Cuesta imaginar, en términos humanos individuales, lo que supuso para ambos hemisferios y meridianos, así como para las diferentes tribus y nacionalidades, el Descubrimiento de América en 1492 (llamado así, descubrimiento, no porque hasta entonces no existiese dicho continente, sino porque, en teoría, y del mismo modo que ocurre con la Prehistoria —que se conoce con ese nombre porque se trata del periodo anterior al nacimiento de la palabra escrita—, los datos históricos de aquel terreno urbanizable y listo para encofrar eran más bien nulos… Otra cosa es cómo la Historia en Occidente la contó después). Esos encuentros iniciales llenos de sorpresas, esos choques culturales un poco después, los tratos y acuerdos entre cada cual, las imposiciones posteriores. Los enormes barcos vistos por primera vez, las nuevas enfermedades, el intercambio de conocimientos entre algunos, el maltrato entre muchos, la invasión total. El proceso eterno de evangelización. Todos esos siglos hasta la ruptura o desaparición.
Es cierto que, en estos últimos años, lo que más se comenta o más repercusión ocasiona sobre este tema es, en general, el genocidio consumado por los españoles (que para muchos no es tal, aunque esa polémica es tan larga que para otro día…). Sin embargo, personalmente, siempre me había parecido mucho más grave el abuso generado y generalizado por razones puramente materialistas, ya fuera para apropiarse de madera o de otras materias primas de gran valor para el hombre blanco (y existentes a millares en aquel lugar enorme, serpenteante y arbolado). Ese provecho obtenido a través de la inocencia o generosidad de algunos anfitriones, o de la ignorancia del valor que otros le ven a lo que ellos no… en un principio. Toda esa locura tan bien representada en el truño de Aguirre, la cólera de Dios y sus flechitas.
Pues bien, un año antes de la soporífera y ridícula obra maestra de Werner Herzog, Humberto Mauro (padre del cine brasileño) y Nelson Pereira dos Santos (¿el sobrino?) concibieron un hijo mucho más loco, divertido y estimulante, llamado Qué sabroso era mi amigo francés, tomando básicamente el punto de vista contrario al del alemán, y contando con los franceses y portugueses como los extraños inmigrantes invasores. Con un inicio sonoro que se contradice con el visual, pronto entramos en el juego satírico que ambos nos proponen (llenando los títulos de créditos iniciales con dibujos que representan a tribus caníbales), tanto que nos resulta una película mucho más realista y esclarecedora (con ese interrogatorio auditivo de las lenguas). Una nueva forma de visualizar lo que pasó en aquellas tierras latinoamericanas, hoy consideradas hermanas de estas, españolas y portuguesas, por muchos individuos, a pesar de que lo son por todo el mal que genera(mos)ron. Una extraña contradicción con la que se debieron de encontrar, también, los propios tupiniquins (tribu indígena brasileña protagonista de este film), manteniendo una dura rivalidad con otras tribus, aliadas cada una con una nación europea diferente sólo por venganza, o por obtención de unos supuestos beneficios que tal vez ni eran.
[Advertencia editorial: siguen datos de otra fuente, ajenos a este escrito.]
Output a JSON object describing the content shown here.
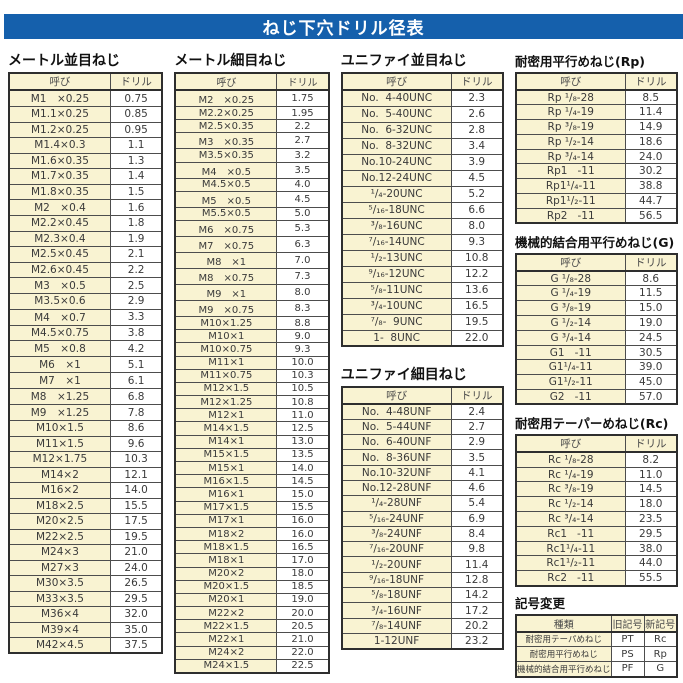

Por todo ello, es una ligera lástima que un potente primer acto se diluya un poco a la mitad del metraje, siendo entonces algo más convencional, aunque mantenga siempre el interés con un humor particular y una forma de dirigir muy de la época (y al mismo tiempo muy poco común). Suerte del final, que no sólo eleva el nivel una vez más con una soltura y normalidad inesperadas, sino que además añade todavía más mala baba a su crítica del colonialismo europeo y a la visión que de él tenemos los de aquí (sea cual sea la opinión al respecto), gracias a contar la otra versión tan naturalizada, casi como si de un documental a orillas del mar se tratara. Si ya sólo su título es único, cómo no recomendar su visionado. Esto sí que es oro.